3 Delicious Non-Dairy Alternatives To Enjoy On National Milk Day | www.naturallyhealthynews.com


  1. David Curtis

    January 11, 2017 at 10:23 pm

    I like all 3 of these milks(coconut, almond and oats). Even tried to make these milks at home because some of the shops brands have too much sugar..

  2. les serff

    January 27, 2017 at 8:01 am

    I am surprised to see you mentioning that there is no cholesterol in the different milk alternatives you listed. The cholesterol myth has been discredited, finally, and dietary cholesterol is not in itself a source of any problems. The body, as you know produces around 75% of the cholesterol needed for essential functions, and the rest comes from diet. If one gets more cholesterol from the diet then the liver produces less. Cholesterol is essential for humans and is found in all cells especially in brain cells. This information is finally arriving but it slowly trickling down to general public, GPs etc. People need to be disabused of the erroneous information which has been promoted every since Ancel Keys introduced his diet-Heart hypothesis and his manipulation of the data by only basing his theory on seven of the 20 countries he studied.

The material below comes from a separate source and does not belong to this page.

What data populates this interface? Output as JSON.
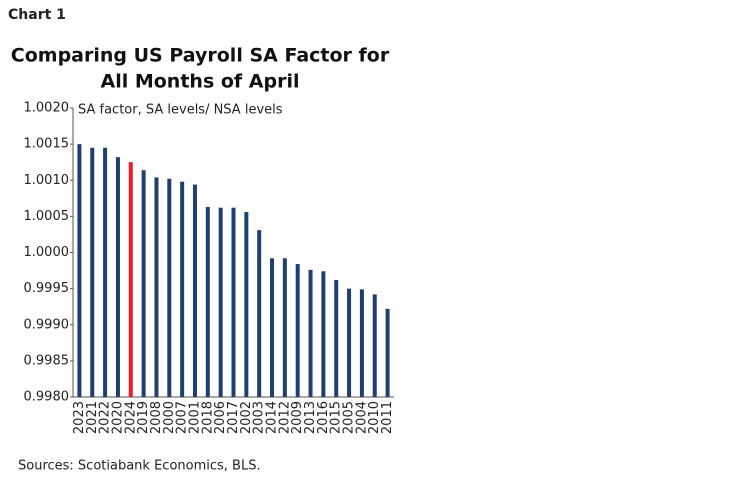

Also Humans have always had animal fats in their diet and they are not in themselves harmful, except when oxidised, for example, in overcooking such as in barbecues.

    • Jude

      January 29, 2017 at 11:50 am

      I spotted that also, thank you for highlighting it, jude

    • karen

      January 29, 2017 at 4:07 pm

      Well said Les. You know your stuff!

  3. Steve Reynolds

    January 30, 2017 at 12:03 pm

    I am surprised you recommend Oat milk when you and your coaches recommend a grain free diet.
    How is this justified?

    • Anna Jones

      January 31, 2017 at 11:50 am

      You can use Sprouted Oats and they are a much healthier and nutritious choice.

      • Steve Reynolds

        January 31, 2017 at 5:25 pm

        Yes, I use sprouted Oats for porridge but all the Oat milks I’ve seen are not sprouted.
        So there a seems to be a conflict in the advice here.

        • Lindsay

          February 1, 2017 at 8:53 am

          Hi Steve, for health and sustainability, a more plant-based diet is becoming a more popular option, and although oat milk is higher in carbs that other non-dairy milks, it can be a better option for many than dairy milk, which is what the article was highlighting. It may not be a good choice for everyone, but it is one of the alternatives out there for information purposes.

          • Steve Reynolds

            February 1, 2017 at 5:43 pm

            Hi Lindsay, I can see the comparison with animal milk and welcome the move towards a more plant based diet.
            The recommendation lacks the balance of the fact that it contains carbs, which is not a good choice for anyone who is following your no grain advice. Which Robert Redfern feels everyone should follow.